2. I worry also about the long term impacts of the “perfect guru” projection that Thầy elicited. Most of the people that are posting most of the things I’m seeing on social media did not have a personal relationship with Thầy and yet attest to him being a perfectly awakened bodhisattva. There are people who have a natural charisma that is unrelated to dharma realizations and it is easy to mistake the two. Situations that are supported by projections like this seldom end well.
Let me be clear - in my experience, Thầy was a wonderfully sweet man and fully dedicated Buddhist monk. It was a great gift to have spent some of my life studying with him. But he was not perfect. He was known by those in his inner circle as having a quick and hot temper. I saw myself that he could be very rough when giving feedback to students. And as with any human teacher, there are students of Thầy that I’ve spoken with who reported having issues with how he treated them that seemed legitimate to me. One couple had their institutional and financial legs kicked out from under them without any notice. I don’t know what Thầy’s perspective was, of course, and just heard their side of this big dispute in the 90’s. The point is, Thầy like other mortals was a work in progress.

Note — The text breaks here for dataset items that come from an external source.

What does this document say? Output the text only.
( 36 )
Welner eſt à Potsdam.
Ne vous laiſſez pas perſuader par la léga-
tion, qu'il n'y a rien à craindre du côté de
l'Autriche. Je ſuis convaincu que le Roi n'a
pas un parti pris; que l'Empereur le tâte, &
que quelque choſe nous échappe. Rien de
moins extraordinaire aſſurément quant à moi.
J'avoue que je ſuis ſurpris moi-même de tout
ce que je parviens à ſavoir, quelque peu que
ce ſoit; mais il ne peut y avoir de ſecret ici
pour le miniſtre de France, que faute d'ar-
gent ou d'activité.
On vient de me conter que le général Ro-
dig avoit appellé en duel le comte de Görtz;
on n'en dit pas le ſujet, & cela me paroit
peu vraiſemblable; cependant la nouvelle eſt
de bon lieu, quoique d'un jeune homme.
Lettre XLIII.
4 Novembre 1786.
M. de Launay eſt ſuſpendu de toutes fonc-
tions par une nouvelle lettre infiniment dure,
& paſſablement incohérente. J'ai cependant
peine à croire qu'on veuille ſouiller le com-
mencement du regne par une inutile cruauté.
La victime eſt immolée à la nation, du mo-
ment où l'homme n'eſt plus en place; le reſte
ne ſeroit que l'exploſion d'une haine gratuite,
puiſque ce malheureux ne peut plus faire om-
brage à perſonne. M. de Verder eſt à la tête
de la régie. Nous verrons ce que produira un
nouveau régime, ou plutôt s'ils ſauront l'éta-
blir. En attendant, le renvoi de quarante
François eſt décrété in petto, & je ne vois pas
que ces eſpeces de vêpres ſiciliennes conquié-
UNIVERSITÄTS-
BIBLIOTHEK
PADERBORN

3. Thầy is often quoted as saying that the next buddha will be the community. That’s never rung true for me and now I see it embraced by many to justify a one-sided horizontalism in dharma communities that does not serve students settling deeply into either absorption or awakening. And the authentic dharma cannot continue without these elements. For 2500 years we’ve had three jewels but now just one? Because we’re so special? Nah. The Buddha of the Pali Canon is likewise often quoted as saying that the sangha is the whole of the holy life. What the Buddha said, though, is that the kalyanamitra is the whole of the holy life. Kalyanamitra actually means “good friend,” “spiritual guide,” or “dharma mentor.” The Buddha of the Pail Canon sometimes referred to himself as a kalyanamitra.
So to confuse kalyanamitra with anybody who happens to wander into a Zen Center on any given day is just naive, sloppy, and not the intent of the Buddha. And as Tetsugan Sensei has pointed out, it is pretty darn ironic - and an internal contradiction - that people are heard saying, “Thich Nhat Hanh says that the community will be the next Buddha” - they quote a teacher to whom they give considerable dharma authority as saying the community will be the next dharma authority. It may not be a coincidence that this is so supportive of the identity center for many students today.
Please receive this as my contribution to my old teacher’s no-stupa.